Last weekend, Ryan Hunter-Reay had the biggest moment of his career when he won the Indianapolis 500. That victory also enabled him to make up a ton of Verizon IndyCar Series championship points as well.
But the driver of Andretti Autosport’s No. 28 DHL Honda came down to earth in a big way this weekend at the Chevrolet Indy Dual in Detroit Presented by Quicken Loans.
Nearly everything that could go wrong for him did in both 70-lap races.
Today, Hunter-Reay was forced to start in the last row after brushing the wall in qualifying for the second time in as many days. Like everyone else, he tried to play the strategy game and salvage his Motor City weekend, but he was sidelined with 10 laps to go due to an electrical failure.
“I’ll try to erase this one from my memory and try to move on to Texas,” Hunter-Reay told ESPN. “What put us out was we lost pressure in the shift actuator, so we couldn’t get out of first gear.
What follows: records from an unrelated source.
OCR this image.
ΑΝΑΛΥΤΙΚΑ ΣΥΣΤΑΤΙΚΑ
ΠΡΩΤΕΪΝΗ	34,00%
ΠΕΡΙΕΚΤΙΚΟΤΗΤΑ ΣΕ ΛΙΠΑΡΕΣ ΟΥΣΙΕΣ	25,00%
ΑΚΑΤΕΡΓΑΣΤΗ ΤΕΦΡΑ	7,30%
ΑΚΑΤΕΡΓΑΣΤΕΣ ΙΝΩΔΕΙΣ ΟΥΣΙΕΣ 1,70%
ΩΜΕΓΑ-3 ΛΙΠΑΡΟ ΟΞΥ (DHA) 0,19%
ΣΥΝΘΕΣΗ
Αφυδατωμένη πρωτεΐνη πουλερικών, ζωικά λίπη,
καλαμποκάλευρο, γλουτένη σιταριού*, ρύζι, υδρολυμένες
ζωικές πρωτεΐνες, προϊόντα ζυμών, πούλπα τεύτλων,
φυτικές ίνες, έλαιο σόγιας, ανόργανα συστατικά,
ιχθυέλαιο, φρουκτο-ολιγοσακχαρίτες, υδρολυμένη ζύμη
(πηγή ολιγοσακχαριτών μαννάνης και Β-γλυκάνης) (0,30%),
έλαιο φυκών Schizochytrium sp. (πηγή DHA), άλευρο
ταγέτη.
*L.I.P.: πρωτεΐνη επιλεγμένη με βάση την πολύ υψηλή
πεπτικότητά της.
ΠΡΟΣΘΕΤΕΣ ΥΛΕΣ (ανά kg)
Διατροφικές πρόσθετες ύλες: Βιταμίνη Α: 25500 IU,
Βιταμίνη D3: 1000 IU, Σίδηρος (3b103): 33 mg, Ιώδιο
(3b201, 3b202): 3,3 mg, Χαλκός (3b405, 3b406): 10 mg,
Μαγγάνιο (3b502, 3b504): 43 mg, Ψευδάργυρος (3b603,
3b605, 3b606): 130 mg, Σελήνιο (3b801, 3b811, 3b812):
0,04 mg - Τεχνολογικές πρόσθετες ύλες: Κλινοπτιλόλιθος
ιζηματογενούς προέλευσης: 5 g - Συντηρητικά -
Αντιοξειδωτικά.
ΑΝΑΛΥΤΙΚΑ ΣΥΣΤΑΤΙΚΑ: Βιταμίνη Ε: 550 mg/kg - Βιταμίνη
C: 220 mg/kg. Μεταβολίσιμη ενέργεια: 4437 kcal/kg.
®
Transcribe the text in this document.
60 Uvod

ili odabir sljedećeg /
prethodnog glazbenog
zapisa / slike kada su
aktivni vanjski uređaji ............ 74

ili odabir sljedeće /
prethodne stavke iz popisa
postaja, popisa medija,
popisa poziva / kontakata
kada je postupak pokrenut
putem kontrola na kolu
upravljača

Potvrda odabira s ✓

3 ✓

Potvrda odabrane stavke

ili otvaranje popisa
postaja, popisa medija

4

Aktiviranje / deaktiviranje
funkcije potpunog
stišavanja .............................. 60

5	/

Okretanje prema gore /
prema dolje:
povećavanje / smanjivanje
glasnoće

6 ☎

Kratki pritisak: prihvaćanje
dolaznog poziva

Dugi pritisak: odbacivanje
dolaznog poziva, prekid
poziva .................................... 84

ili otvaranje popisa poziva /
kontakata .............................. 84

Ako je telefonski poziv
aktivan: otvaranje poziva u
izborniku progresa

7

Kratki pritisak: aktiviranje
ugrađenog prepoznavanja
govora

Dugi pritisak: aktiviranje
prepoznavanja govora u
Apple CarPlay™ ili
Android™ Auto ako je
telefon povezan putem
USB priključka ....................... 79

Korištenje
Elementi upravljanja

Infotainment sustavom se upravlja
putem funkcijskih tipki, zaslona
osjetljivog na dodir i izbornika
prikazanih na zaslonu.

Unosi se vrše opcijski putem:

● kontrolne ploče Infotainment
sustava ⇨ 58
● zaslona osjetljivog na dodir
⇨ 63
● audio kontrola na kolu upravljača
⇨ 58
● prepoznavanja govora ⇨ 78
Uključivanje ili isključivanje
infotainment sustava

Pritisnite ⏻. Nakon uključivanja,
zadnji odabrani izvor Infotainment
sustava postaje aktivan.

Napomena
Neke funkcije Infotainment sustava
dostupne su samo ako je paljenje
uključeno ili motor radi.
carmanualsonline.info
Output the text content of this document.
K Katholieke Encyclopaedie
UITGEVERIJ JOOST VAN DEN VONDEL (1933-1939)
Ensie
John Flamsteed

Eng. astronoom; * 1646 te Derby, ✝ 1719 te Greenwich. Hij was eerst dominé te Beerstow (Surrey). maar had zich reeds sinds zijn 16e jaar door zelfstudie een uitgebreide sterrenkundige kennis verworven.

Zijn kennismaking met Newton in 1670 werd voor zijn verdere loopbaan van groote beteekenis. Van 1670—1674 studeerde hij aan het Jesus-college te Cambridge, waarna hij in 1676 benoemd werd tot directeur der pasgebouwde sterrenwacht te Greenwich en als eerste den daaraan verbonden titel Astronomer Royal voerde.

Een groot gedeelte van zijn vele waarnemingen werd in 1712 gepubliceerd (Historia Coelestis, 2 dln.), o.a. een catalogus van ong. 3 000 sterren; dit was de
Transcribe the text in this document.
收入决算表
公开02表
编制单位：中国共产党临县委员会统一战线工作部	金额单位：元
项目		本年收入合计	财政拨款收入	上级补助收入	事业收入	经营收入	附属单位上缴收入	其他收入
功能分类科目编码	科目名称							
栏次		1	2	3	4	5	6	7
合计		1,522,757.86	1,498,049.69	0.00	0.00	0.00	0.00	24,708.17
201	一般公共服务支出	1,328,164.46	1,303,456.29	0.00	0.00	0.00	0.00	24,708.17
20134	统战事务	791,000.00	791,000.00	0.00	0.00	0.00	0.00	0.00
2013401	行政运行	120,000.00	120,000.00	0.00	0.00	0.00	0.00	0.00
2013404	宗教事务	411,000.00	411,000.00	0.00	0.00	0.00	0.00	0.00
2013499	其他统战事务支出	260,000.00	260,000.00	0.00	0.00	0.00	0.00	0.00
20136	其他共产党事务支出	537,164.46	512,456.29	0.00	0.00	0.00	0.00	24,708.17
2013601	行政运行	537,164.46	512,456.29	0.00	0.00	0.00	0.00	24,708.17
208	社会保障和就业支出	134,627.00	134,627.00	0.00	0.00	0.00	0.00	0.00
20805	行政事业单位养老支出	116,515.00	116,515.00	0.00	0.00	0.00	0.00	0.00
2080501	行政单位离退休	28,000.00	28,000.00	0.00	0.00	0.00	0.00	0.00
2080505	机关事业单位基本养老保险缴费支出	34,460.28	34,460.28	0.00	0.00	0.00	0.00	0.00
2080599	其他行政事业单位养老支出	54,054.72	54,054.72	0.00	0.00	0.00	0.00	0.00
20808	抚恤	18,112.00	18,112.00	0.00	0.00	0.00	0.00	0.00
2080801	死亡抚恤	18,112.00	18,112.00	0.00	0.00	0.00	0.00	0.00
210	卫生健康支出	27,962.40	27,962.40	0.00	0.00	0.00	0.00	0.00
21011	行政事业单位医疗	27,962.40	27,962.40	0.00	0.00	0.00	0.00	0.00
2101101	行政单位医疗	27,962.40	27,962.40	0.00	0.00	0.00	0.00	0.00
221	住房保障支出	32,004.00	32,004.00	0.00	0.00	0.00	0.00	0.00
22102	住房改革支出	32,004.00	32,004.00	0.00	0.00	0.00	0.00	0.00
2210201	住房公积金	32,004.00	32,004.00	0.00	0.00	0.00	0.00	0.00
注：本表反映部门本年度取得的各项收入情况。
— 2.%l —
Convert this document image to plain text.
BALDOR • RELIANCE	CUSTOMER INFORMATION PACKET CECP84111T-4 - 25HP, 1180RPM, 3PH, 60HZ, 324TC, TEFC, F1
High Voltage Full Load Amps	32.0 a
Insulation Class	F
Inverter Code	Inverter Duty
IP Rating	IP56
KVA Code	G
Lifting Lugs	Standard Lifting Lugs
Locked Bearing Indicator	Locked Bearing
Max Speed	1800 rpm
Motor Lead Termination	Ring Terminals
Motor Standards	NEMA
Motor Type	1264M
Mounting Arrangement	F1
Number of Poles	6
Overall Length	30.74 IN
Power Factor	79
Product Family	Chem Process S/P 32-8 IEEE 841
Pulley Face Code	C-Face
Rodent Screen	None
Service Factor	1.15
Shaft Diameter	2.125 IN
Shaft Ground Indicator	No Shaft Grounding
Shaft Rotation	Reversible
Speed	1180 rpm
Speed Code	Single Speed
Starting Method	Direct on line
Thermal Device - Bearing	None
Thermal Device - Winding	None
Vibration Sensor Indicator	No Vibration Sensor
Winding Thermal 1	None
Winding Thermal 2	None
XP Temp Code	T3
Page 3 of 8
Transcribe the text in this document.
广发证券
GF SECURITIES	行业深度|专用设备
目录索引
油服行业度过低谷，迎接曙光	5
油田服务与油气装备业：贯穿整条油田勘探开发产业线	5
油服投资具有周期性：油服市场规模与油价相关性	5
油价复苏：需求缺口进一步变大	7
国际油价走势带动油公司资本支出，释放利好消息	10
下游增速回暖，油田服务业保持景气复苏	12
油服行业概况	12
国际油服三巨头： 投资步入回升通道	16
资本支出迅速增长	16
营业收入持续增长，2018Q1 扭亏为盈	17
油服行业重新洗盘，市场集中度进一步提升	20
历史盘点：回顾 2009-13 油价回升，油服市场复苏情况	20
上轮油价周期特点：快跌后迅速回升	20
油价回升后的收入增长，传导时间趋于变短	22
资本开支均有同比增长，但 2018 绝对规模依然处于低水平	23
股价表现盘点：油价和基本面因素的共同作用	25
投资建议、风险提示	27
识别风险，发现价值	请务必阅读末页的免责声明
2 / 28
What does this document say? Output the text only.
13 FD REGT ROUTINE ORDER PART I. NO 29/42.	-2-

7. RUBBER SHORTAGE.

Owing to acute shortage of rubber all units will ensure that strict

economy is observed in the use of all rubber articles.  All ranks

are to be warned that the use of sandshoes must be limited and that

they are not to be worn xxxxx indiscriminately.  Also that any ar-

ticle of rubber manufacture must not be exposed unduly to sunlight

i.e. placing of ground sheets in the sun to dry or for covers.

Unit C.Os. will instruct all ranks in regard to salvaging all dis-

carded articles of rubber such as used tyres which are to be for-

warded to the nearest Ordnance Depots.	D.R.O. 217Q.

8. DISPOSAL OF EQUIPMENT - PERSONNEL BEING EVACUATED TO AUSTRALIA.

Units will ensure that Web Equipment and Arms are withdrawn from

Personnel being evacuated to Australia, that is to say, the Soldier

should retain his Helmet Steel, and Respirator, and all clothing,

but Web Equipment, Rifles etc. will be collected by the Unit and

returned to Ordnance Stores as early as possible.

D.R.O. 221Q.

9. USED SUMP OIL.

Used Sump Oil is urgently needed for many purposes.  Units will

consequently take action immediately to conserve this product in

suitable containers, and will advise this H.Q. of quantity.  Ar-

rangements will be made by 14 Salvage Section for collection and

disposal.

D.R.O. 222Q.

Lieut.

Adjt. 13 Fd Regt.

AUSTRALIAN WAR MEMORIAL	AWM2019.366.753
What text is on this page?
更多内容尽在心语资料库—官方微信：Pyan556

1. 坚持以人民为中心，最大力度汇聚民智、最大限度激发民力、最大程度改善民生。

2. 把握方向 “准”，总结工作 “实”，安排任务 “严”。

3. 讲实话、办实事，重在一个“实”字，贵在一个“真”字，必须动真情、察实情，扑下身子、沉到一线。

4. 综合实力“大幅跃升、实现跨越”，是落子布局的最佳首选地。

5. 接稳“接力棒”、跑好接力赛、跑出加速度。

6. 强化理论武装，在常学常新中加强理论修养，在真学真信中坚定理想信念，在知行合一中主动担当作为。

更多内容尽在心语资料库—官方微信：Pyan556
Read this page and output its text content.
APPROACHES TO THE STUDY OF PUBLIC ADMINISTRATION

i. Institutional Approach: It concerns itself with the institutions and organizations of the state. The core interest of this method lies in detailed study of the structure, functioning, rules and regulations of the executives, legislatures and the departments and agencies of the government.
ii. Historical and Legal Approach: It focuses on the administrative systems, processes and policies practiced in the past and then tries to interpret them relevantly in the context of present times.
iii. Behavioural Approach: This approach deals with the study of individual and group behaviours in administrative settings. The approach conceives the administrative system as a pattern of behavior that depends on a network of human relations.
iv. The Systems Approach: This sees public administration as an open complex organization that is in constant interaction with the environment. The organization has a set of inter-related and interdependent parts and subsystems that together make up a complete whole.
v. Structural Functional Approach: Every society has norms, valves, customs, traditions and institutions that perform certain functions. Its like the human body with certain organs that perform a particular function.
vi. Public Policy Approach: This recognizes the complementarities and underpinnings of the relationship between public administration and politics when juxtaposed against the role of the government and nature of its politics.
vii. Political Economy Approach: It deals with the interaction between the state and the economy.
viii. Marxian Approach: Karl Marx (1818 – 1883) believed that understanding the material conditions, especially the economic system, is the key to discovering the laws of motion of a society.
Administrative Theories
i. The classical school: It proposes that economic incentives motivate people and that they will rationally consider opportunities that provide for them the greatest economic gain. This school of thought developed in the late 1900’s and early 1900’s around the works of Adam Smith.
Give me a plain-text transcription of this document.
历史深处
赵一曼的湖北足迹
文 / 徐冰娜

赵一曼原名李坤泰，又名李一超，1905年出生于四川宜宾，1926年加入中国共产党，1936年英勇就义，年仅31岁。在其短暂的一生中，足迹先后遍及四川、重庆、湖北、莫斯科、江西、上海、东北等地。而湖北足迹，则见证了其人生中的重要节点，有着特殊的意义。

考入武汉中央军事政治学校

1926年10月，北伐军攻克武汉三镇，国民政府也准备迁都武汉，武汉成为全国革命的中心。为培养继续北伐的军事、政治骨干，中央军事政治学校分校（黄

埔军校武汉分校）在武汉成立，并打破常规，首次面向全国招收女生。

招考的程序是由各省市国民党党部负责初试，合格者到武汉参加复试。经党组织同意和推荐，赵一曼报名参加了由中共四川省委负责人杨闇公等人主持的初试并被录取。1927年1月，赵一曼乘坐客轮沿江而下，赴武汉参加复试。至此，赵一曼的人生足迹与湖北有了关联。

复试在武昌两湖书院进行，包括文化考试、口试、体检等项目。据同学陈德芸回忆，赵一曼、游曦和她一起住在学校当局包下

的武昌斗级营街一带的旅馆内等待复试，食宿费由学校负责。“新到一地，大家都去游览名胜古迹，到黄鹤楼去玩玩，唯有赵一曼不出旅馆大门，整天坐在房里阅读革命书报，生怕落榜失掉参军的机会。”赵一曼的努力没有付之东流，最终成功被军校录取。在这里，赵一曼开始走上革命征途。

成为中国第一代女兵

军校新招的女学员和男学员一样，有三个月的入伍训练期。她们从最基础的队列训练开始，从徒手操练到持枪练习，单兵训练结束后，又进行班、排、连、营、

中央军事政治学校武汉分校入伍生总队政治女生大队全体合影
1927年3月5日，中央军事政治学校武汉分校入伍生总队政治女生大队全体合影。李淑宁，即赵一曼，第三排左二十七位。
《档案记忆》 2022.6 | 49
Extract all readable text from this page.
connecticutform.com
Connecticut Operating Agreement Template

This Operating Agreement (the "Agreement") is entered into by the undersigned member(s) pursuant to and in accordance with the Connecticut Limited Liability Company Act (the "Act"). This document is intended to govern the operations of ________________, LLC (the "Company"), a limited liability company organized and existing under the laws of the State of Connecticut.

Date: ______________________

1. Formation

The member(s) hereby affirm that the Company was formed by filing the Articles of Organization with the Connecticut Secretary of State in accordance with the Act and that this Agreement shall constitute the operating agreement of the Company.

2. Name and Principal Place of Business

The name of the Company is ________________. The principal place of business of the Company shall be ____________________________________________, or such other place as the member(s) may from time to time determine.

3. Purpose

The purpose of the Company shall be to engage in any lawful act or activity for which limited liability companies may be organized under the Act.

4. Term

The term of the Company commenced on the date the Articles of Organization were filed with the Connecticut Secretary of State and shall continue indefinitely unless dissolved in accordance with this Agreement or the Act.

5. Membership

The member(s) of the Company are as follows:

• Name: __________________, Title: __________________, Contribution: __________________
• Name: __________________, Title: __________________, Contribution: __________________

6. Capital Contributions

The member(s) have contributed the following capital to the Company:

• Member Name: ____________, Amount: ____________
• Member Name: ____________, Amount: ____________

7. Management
“But from the beginning, we started with a puncture and had to come in. Then we were off-strategy, we tried saving fuel, then we had to abandon that because [the race] went green in the middle. Nothing we did worked this weekend.”
In Saturday’s Dual 1, Hunter-Reay found the tire barriers in the final lap while trying to pass teammate Marco Andretti and finished 16th.
Today, he had to swallow a 19th-place result, which causes him to fall to third place in the championship at 27 points behind Saturday’s winner, Will Power (today’s winner, Helio Castroneves, is second at 19 points behind).
All in all, it was a pretty crummy weekend on Belle Isle for our new ‘500’ champion. Afterwards, he echoed his TV comments of erasing the weekend on his Twitter page.
On the bright side, he will soon get to enjoy another perk of winning the Greatest Spectacle in Racing – and one that should provide him with a needed laugh or two.
“You just move on from these and we’re gonna go to New York tomorrow and be on [The Late Show with David Letterman],” he said. “So that will be fun.”
Still, as he himself noted, he could’ve used some fun on the track today.